The Skye Guide is an independent and personal view of the Isle of Skye. It is written mainly with visitors to the island in mind, but I hope it is useful to residents and potential residents as well.
I love Skye, and have chosen to make my home on the island, so my views are not dispassionate - but neither are they uncritical. Places are included in the guide because I like them - and because I think you might too. If something is not included, it may be because I would not recommend it to you, but it may be simply that I have not yet experienced it. I am happy with that ambiguity...
Although categorised here under 'natural wonders', this place is actually supernatural. It is also not well known - there are no roadsigns to point the way. Luckily, it isn't too difficult to find, just a short way off the main A87 south of Uig.
Leave the main road at NG397633, just by the Uig Hotel, climbing the hill on the wee road signed to Sheadar and Balnaknock. The fairies live about a mile up here. You'll certainly know when you have reached their special place.
Spar Cave is an astonishing, cathedral-like structure, some 50m long, with a marble-like flowstone staircase and huge columns formed from the centuries of water dripping through the limestone. In places the roof of the cave has been discoloured by the candles and torches of visiting Victorians, who also removed as souvenirs many of the stalagmites and stalactites. They didn't manage to destroy the magic though.
The cave was visited by Sir Walter Scott in 1814. He later described it in “The Lord of the Isles” as:
The mermaid’s alabaster grot, who bathes her limbs in sunken well, deep in Strathaird’s enchanted cell.
You'll find Spar Cave near Elgol, at Glasnakille on the western shore of Loch Slapin - NG538128. Park just south of the road junction in Glasnakille by the old (uninhabited) house on your right.
Strath - Camasunary (from Elgol)
This is one of Skye's outstanding walks in terms of views. The path along the east shore of Loch Scavaig gives probably the best of all vantage points to see the southern end of the main Cuillin range. As a bonus, Bla Bheinn, Marsco and Sgurr na Stri are also prominently in sight in the later part of the walk. To the left, and behind you, the islands of Soay, Canna, Eigg and Rum are all clear. And the destination - the beach at Camasunary - is a very worthwhile objective for the trip.
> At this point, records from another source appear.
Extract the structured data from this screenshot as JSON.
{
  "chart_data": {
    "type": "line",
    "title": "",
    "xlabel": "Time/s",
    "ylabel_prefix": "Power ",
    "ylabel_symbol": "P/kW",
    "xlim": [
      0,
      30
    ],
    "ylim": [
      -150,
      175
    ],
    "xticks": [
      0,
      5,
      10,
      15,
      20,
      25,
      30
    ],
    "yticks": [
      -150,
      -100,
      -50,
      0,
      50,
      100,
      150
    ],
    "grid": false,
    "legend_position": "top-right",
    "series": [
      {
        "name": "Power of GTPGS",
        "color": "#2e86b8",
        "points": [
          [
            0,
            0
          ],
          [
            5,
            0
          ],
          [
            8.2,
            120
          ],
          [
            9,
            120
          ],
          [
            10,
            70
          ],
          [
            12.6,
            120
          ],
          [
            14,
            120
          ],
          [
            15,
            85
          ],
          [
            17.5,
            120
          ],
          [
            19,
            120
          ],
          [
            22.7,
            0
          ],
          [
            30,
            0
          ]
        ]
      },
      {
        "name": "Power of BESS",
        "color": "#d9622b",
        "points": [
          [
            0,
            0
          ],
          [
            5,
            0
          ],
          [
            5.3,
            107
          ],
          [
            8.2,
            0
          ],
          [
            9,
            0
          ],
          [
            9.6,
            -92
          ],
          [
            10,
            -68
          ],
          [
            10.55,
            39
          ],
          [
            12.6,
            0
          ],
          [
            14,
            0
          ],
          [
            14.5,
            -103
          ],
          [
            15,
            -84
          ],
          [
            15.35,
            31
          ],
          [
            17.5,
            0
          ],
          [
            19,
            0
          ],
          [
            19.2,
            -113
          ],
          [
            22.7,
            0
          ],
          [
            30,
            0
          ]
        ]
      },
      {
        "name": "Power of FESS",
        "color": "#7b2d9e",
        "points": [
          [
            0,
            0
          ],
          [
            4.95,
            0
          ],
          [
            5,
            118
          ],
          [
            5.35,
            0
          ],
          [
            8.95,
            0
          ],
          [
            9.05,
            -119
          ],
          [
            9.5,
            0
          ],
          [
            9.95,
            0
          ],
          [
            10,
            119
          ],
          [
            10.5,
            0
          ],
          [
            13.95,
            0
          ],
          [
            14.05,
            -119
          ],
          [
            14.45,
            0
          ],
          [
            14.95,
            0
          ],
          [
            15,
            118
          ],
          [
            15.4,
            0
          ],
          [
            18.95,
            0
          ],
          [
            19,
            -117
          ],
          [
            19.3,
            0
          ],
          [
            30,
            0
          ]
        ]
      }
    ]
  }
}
Trotternish - Rubha Hunish
This is an outstanding walk to the furthest north point of Skye. From the end of the point I have seen dolphins, whales and a basking shark, all at close range. The walk is around 6 kilometres return, with fairly easy going for most of the way. A steep section down an inland cliff looks more daunting than it is, but it will test those with no head for heights. Begin from the small car park just off the main road between Duntulm and Kilmaluag, at NG422742. A path runs pretty much due north from here, keeping to the high ground.
Kinloch Lodge, Sleat
In January 2010, Kinloch Lodge was awarded Skye's first ever Michelin star - a fantastic achievement on this island of wonderful restaurants. The accolade, reaffirmed for 2011/12/13/14 and now 2015, sits with the three AA rosettes that Kinloch and head chef Marcello Tully had already earned.
Kinloch Lodge stands in a wonderful setting on the shore of Loch na Dal. It’s a hotel, a restaurant, a shop - all overseen by Lady Claire MacDonald, the food commentator, television presenter, writer and cook.